In other words, you’re doubling and then four times-ing. But, the kind of parlay [Howard is] playing, nobody’s gonna bet on this. He’s doing high points. I used to sit with John Salley. We used to talk about it because John’s as straight as an arrow. He’s one of my best friends. O.J. used to bet on things, O.J. was a big friend. Who knows who killed her? I loved O.J. I played golf with him. He was my foursome: Kardashian, O.J. and Bobby, who’s dead.
Two of the guys are dead and the other’s eventually dead. I was friendly with the glove thing. I dined with him at Chow’s with my son. The lawyer, what’s his name?

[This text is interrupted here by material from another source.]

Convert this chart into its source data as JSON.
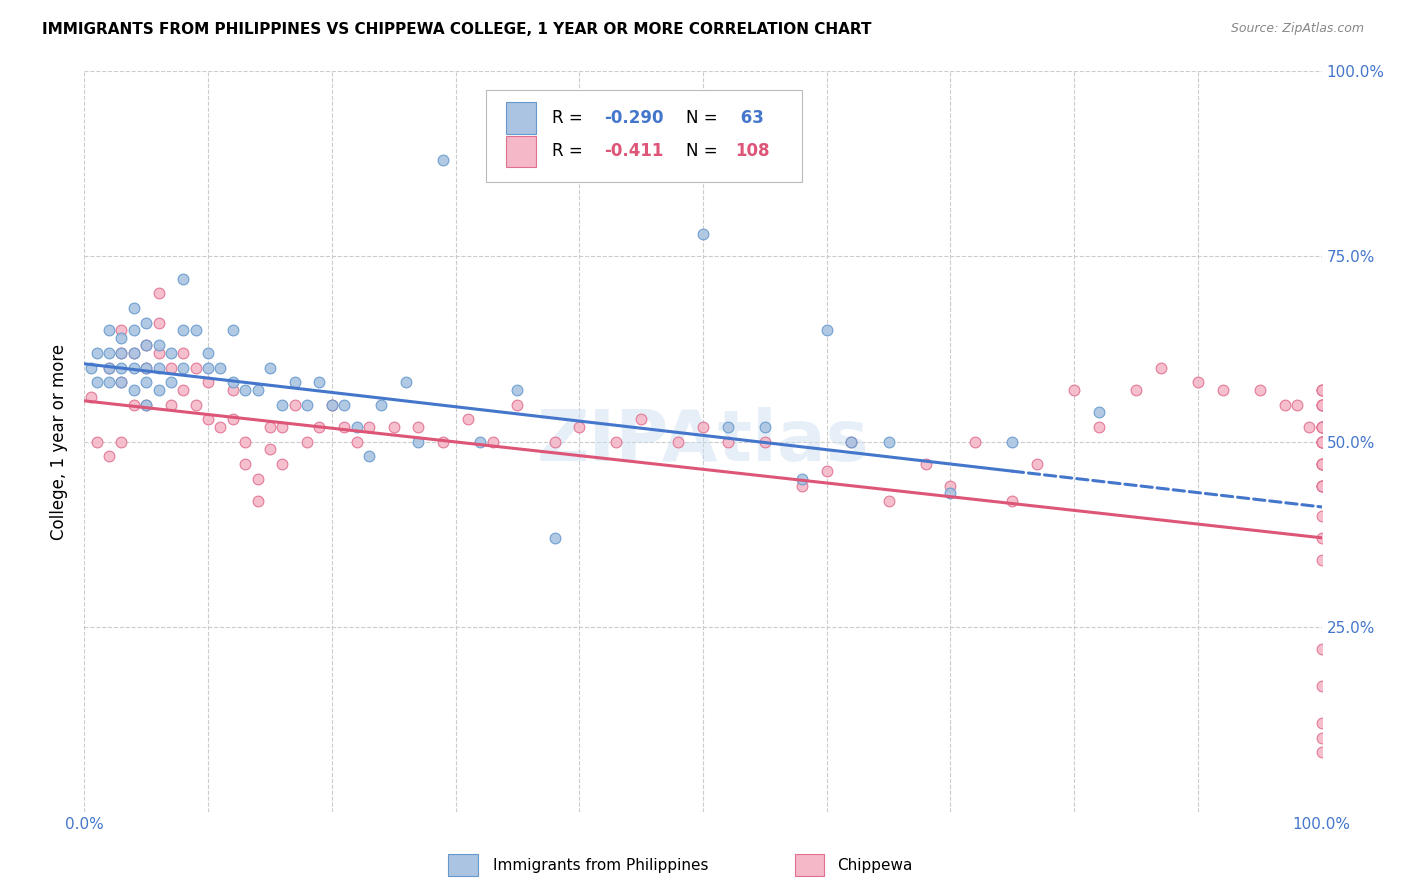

Every time I think about him, I get tears. This was the nicest guy in the world.
The morning we spoke was the same day the Oscar nominations were announced. Uncut Gems was snubbed in every category. Diamond is furious; people his own age upset him. He likes the Safdies because they’re young, because they have ideas. “I like being with 25- to 45-year-old people. I don’t like old fucking people. They got nothing to teach me. Old people are just complaining all fucking day,” he says. (He declines to reveal his age.) “They all talk like, ‘Oh, how much money I make on the stock market.’ Fuck them. Tell me what else is going on, anything creative? You read anything new lately? Have you read any books? ‘No, no. I made a half a million dollars last week in the stock market.’ I don’t give a fuck, nobody gives a shit.”
Uncut Gems was a masterpiece, he says, and Sandler deserves every Oscar. “People under the age of 50 get this movie. But most people going to the movies are over 50. This is what the problem is,” he says. “Adam Sandler, for what he did in that movie, the guy really got punched in the face! He went through the fucking window in Nino’s! As a matter of fact, we’re having dinner tonight.”